The Golden Gate

by Henrietta Thornton

Depression-era San Francisco’s Claremont hotel is a wonderful playground for sisters Isabella and Iris Bainbridge Stafford, six and eight years old, respectively, who roam through it while their wealthy mother plays tennis. The luxurious hotel has a seven-story-long spiral slide that guests can use as a fire escape, one that Iris might think she’s entering to play when she fatally plunges down a laundry chute. Years later, tragedy visits the hotel again—many say it’s been cursed all along—when Presidential candidate Walter Wilkinson is found murdered in his room (murdered twice, in fact—the book explains all). Police officer Alejo Gutiérrez, passing as Al Sullivan, is the slightly jaded, but still caring, investigator who must sift through the jumble of rumors, racism against Asian hotel workers and city residents, and secretive behavior by rich characters who think the law doesn’t apply to them in his efforts to discover who killed the politician.

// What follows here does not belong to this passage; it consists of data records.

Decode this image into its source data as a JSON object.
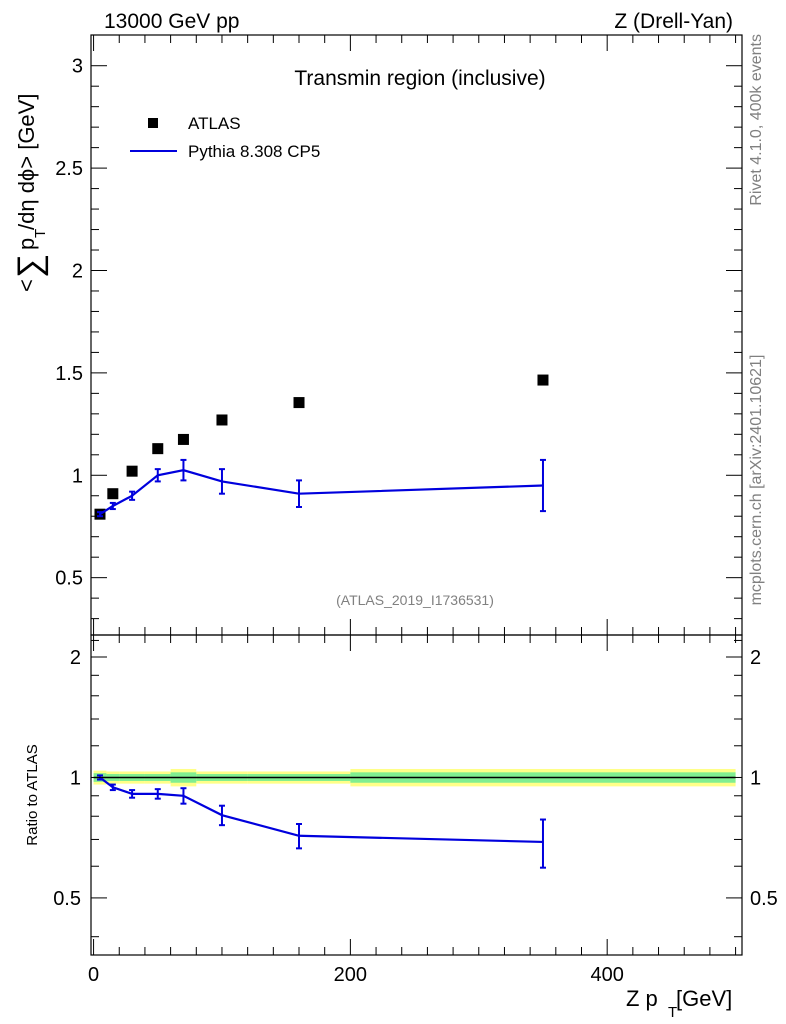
{
  "header": {
    "left": "13000 GeV pp",
    "right": "Z (Drell-Yan)"
  },
  "side_text": {
    "rivet": "Rivet 4.1.0,  400k events",
    "arxiv": "mcplots.cern.ch [arXiv:2401.10621]"
  },
  "chart_data": [
    {
      "id": "main",
      "type": "scatter",
      "title": "Transmin region (inclusive)",
      "analysis_label": "(ATLAS_2019_I1736531)",
      "ylabel": "< ∑ pT /dη dϕ> [GeV]",
      "ylabel_parts": {
        "lt": "<",
        "sum": "∑",
        "p": "p",
        "sub": "T",
        "rest": " /dη dϕ> [GeV]"
      },
      "xlim": [
        -2,
        505
      ],
      "ylim": [
        0.22,
        3.15
      ],
      "yticks": [
        0.5,
        1,
        1.5,
        2,
        2.5,
        3
      ],
      "ytick_labels": [
        "0.5",
        "1",
        "1.5",
        "2",
        "2.5",
        "3"
      ],
      "legend": {
        "placement": "top-left",
        "entries": [
          "ATLAS",
          "Pythia 8.308 CP5"
        ]
      },
      "series": [
        {
          "name": "ATLAS",
          "style": "square-markers",
          "color": "#000000",
          "points": [
            {
              "x": 5,
              "y": 0.81
            },
            {
              "x": 15,
              "y": 0.91
            },
            {
              "x": 30,
              "y": 1.02
            },
            {
              "x": 50,
              "y": 1.13
            },
            {
              "x": 70,
              "y": 1.175
            },
            {
              "x": 100,
              "y": 1.27
            },
            {
              "x": 160,
              "y": 1.355
            },
            {
              "x": 350,
              "y": 1.465
            }
          ]
        },
        {
          "name": "Pythia 8.308 CP5",
          "style": "line-with-errors",
          "color": "#0000dd",
          "points": [
            {
              "x": 5,
              "y": 0.81,
              "err": 0.01
            },
            {
              "x": 15,
              "y": 0.85,
              "err": 0.015
            },
            {
              "x": 30,
              "y": 0.9,
              "err": 0.02
            },
            {
              "x": 50,
              "y": 1.0,
              "err": 0.03
            },
            {
              "x": 70,
              "y": 1.025,
              "err": 0.05
            },
            {
              "x": 100,
              "y": 0.97,
              "err": 0.06
            },
            {
              "x": 160,
              "y": 0.91,
              "err": 0.065
            },
            {
              "x": 350,
              "y": 0.95,
              "err": 0.125
            }
          ]
        }
      ]
    },
    {
      "id": "ratio",
      "type": "line",
      "ylabel": "Ratio to ATLAS",
      "xlabel": "Z pT [GeV]",
      "xlabel_parts": {
        "main": "Z p",
        "sub": "T",
        "rest": " [GeV]"
      },
      "xlim": [
        -2,
        505
      ],
      "ylim": [
        0.36,
        2.27
      ],
      "xticks": [
        0,
        200,
        400
      ],
      "xtick_labels": [
        "0",
        "200",
        "400"
      ],
      "yticks": [
        0.5,
        1,
        2
      ],
      "ytick_labels": [
        "0.5",
        "1",
        "2"
      ],
      "bands": {
        "inner_color": "#80ee90",
        "outer_color": "#ffff88",
        "bins": [
          {
            "x0": 0,
            "x1": 10,
            "inner": 0.025,
            "outer": 0.04
          },
          {
            "x0": 10,
            "x1": 20,
            "inner": 0.02,
            "outer": 0.035
          },
          {
            "x0": 20,
            "x1": 40,
            "inner": 0.02,
            "outer": 0.035
          },
          {
            "x0": 40,
            "x1": 60,
            "inner": 0.02,
            "outer": 0.035
          },
          {
            "x0": 60,
            "x1": 80,
            "inner": 0.03,
            "outer": 0.05
          },
          {
            "x0": 80,
            "x1": 120,
            "inner": 0.02,
            "outer": 0.035
          },
          {
            "x0": 120,
            "x1": 200,
            "inner": 0.02,
            "outer": 0.035
          },
          {
            "x0": 200,
            "x1": 500,
            "inner": 0.03,
            "outer": 0.05
          }
        ]
      },
      "series": [
        {
          "name": "Pythia 8.308 CP5 / ATLAS",
          "color": "#0000dd",
          "points": [
            {
              "x": 5,
              "y": 1.0,
              "err": 0.012
            },
            {
              "x": 15,
              "y": 0.945,
              "err": 0.015
            },
            {
              "x": 30,
              "y": 0.91,
              "err": 0.02
            },
            {
              "x": 50,
              "y": 0.91,
              "err": 0.025
            },
            {
              "x": 70,
              "y": 0.9,
              "err": 0.04
            },
            {
              "x": 100,
              "y": 0.805,
              "err": 0.045
            },
            {
              "x": 160,
              "y": 0.715,
              "err": 0.05
            },
            {
              "x": 350,
              "y": 0.69,
              "err": 0.095
            }
          ]
        }
      ]
    }
  ]
}
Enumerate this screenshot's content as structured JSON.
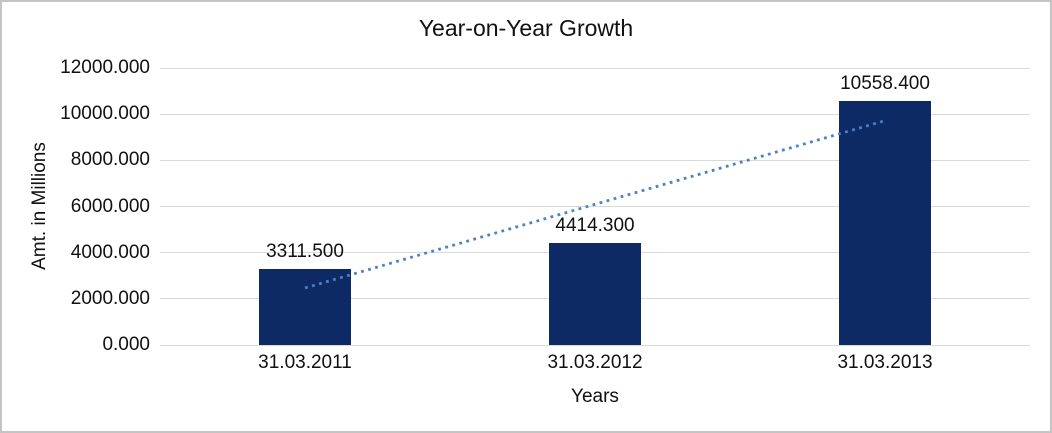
{
  "chart_data": {
    "type": "bar",
    "title": "Year-on-Year Growth",
    "xlabel": "Years",
    "ylabel": "Amt. in Millions",
    "categories": [
      "31.03.2011",
      "31.03.2012",
      "31.03.2013"
    ],
    "values": [
      3311.5,
      4414.3,
      10558.4
    ],
    "value_labels": [
      "3311.500",
      "4414.300",
      "10558.400"
    ],
    "ylim": [
      0,
      12000
    ],
    "y_tick_step": 2000,
    "y_tick_labels_top_to_bottom": [
      "12000.000",
      "10000.000",
      "8000.000",
      "6000.000",
      "4000.000",
      "2000.000",
      "0.000"
    ],
    "grid": true,
    "legend": false,
    "bar_label_position": "above-bar",
    "trendline": {
      "present": true,
      "fit": "linear",
      "style": "dotted",
      "spans": "first-to-last-category-center",
      "color": "#4D81C3"
    },
    "colors": {
      "bar": "#0E2A64",
      "gridline": "#D9D9D9",
      "text": "#111111",
      "trendline": "#4D81C3",
      "frame_border": "#C4C4C4",
      "background": "#FFFFFF"
    }
  }
}
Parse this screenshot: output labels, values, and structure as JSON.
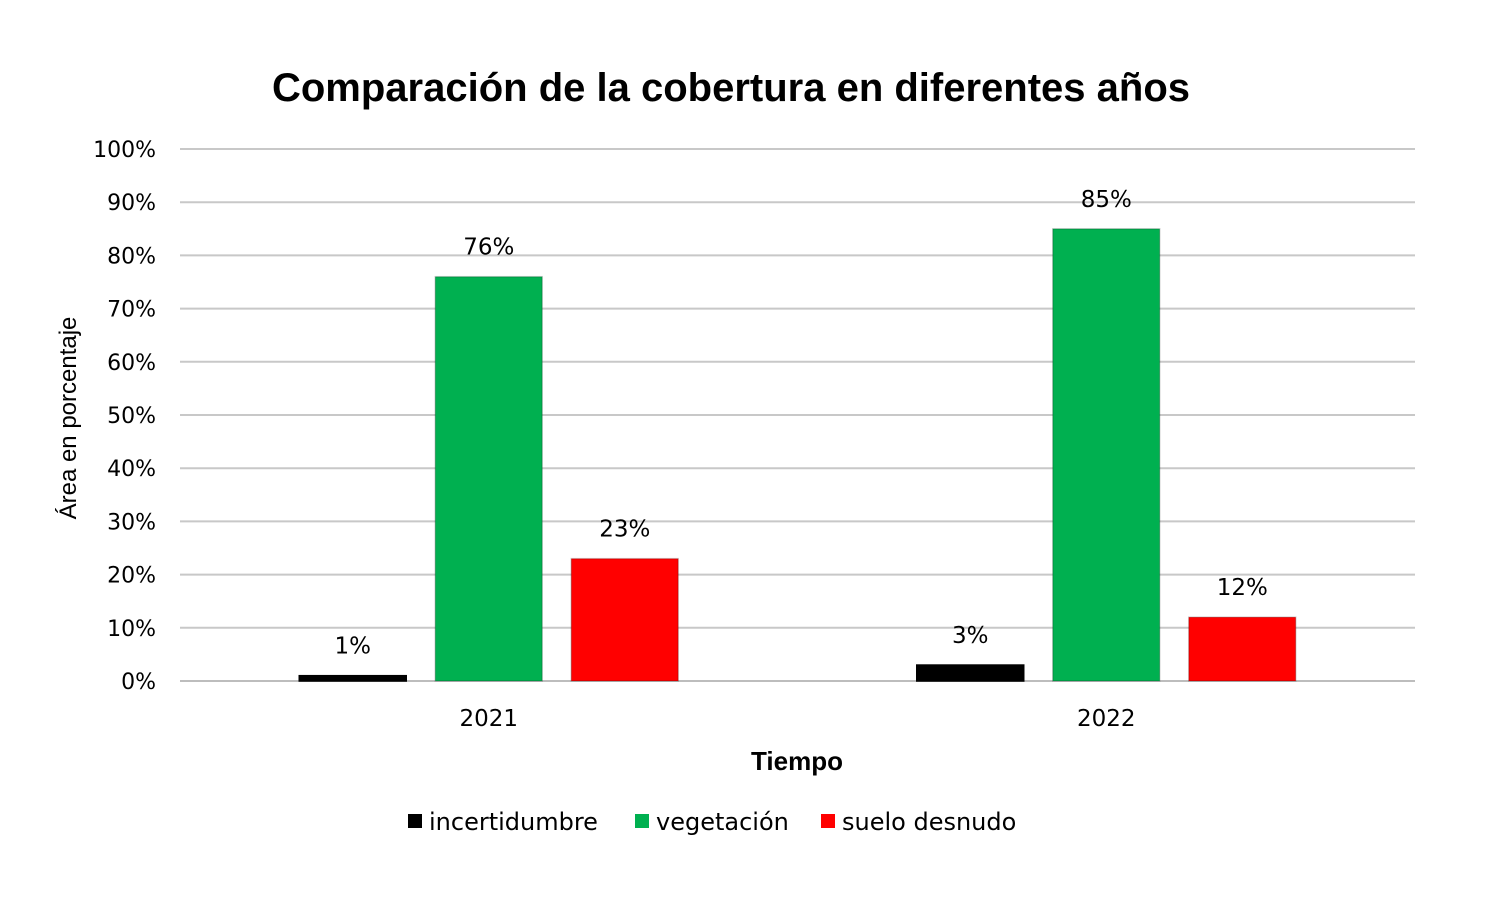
{
  "chart_data": {
    "type": "bar",
    "title": "Comparación de la cobertura en diferentes años",
    "xlabel": "Tiempo",
    "ylabel": "Área en porcentaje",
    "categories": [
      "2021",
      "2022"
    ],
    "ylim": [
      0,
      100
    ],
    "yticks": [
      "0%",
      "10%",
      "20%",
      "30%",
      "40%",
      "50%",
      "60%",
      "70%",
      "80%",
      "90%",
      "100%"
    ],
    "grid": true,
    "legend_position": "bottom",
    "series": [
      {
        "name": "incertidumbre",
        "color": "#000000",
        "values": [
          1,
          3
        ],
        "labels": [
          "1%",
          "3%"
        ]
      },
      {
        "name": "vegetación",
        "color": "#00b050",
        "values": [
          76,
          85
        ],
        "labels": [
          "76%",
          "85%"
        ]
      },
      {
        "name": "suelo desnudo",
        "color": "#ff0000",
        "values": [
          23,
          12
        ],
        "labels": [
          "23%",
          "12%"
        ]
      }
    ]
  }
}
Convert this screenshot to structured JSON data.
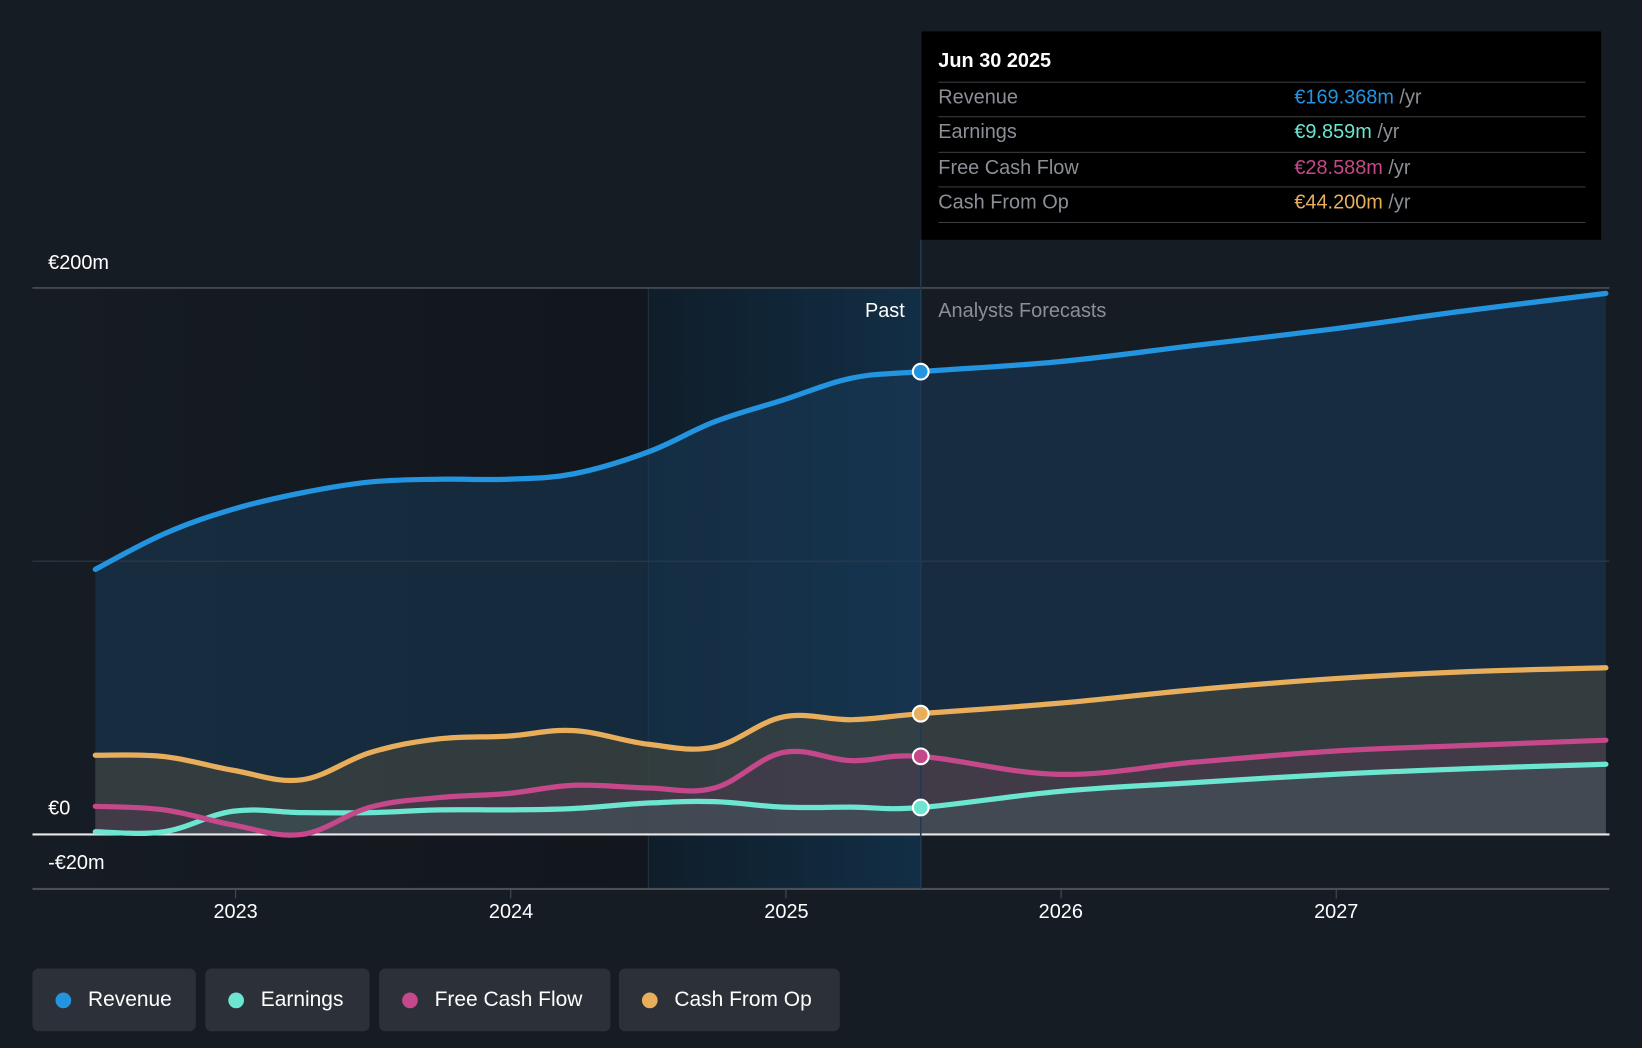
{
  "tooltip": {
    "date": "Jun 30 2025",
    "rows": [
      {
        "label": "Revenue",
        "value": "€169.368m",
        "unit": "/yr",
        "color": "#2394df"
      },
      {
        "label": "Earnings",
        "value": "€9.859m",
        "unit": "/yr",
        "color": "#6ce5d1"
      },
      {
        "label": "Free Cash Flow",
        "value": "€28.588m",
        "unit": "/yr",
        "color": "#c4488a"
      },
      {
        "label": "Cash From Op",
        "value": "€44.200m",
        "unit": "/yr",
        "color": "#e8ae5c"
      }
    ]
  },
  "regions": {
    "past": "Past",
    "forecast": "Analysts Forecasts"
  },
  "legend": [
    {
      "label": "Revenue",
      "color": "#2394df"
    },
    {
      "label": "Earnings",
      "color": "#6ce5d1"
    },
    {
      "label": "Free Cash Flow",
      "color": "#c4488a"
    },
    {
      "label": "Cash From Op",
      "color": "#e8ae5c"
    }
  ],
  "chart_data": {
    "type": "line",
    "title": "",
    "xlabel": "",
    "ylabel": "",
    "y_tick_labels": [
      "€200m",
      "€0",
      "-€20m"
    ],
    "y_ticks": [
      200,
      0,
      -20
    ],
    "ylim": [
      -20,
      200
    ],
    "x_tick_labels": [
      "2023",
      "2024",
      "2025",
      "2026",
      "2027"
    ],
    "x_ticks": [
      2023,
      2024,
      2025,
      2026,
      2027
    ],
    "xlim": [
      2022.25,
      2027.98
    ],
    "grid": true,
    "legend_position": "bottom-left",
    "past_forecast_divider": 2025.49,
    "highlight_band": [
      2024.5,
      2025.49
    ],
    "highlight_date": 2025.49,
    "x": [
      2022.49,
      2022.74,
      2022.99,
      2023.24,
      2023.49,
      2023.74,
      2023.99,
      2024.23,
      2024.5,
      2024.74,
      2024.99,
      2025.24,
      2025.49,
      2025.99,
      2026.49,
      2026.99,
      2027.46,
      2027.98
    ],
    "series": [
      {
        "name": "Revenue",
        "color": "#2394df",
        "values": [
          97,
          110,
          119,
          125,
          129,
          130,
          130,
          132,
          140,
          151,
          159,
          167,
          169.368,
          173,
          179,
          185,
          191.5,
          198
        ]
      },
      {
        "name": "Earnings",
        "color": "#6ce5d1",
        "values": [
          1,
          1,
          8.5,
          8,
          8,
          9,
          9,
          9.5,
          11.5,
          12,
          10,
          10,
          9.859,
          15.7,
          19,
          22,
          24,
          25.7
        ]
      },
      {
        "name": "Free Cash Flow",
        "color": "#c4488a",
        "values": [
          10.3,
          9,
          3.5,
          0,
          10,
          13.5,
          15,
          18,
          17,
          17,
          30,
          27,
          28.588,
          22,
          26.5,
          30.5,
          32.5,
          34.5
        ]
      },
      {
        "name": "Cash From Op",
        "color": "#e8ae5c",
        "values": [
          29,
          28.5,
          23.5,
          20,
          30,
          35,
          36,
          38,
          33,
          32,
          43,
          42,
          44.2,
          48,
          53,
          57,
          59.5,
          61
        ]
      }
    ]
  }
}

This saga—the story has as many twisting corridors as the hotel–allows Chua to dig deep into the privileges and invisible barriers at work in any haves-and-have-nots meeting, with memorable results. Pair this with the information on the treatment of San Francisco’s Chinese citizens in David Quammen’s excellent Spillover for a sobering and enlightening view of that community’s history.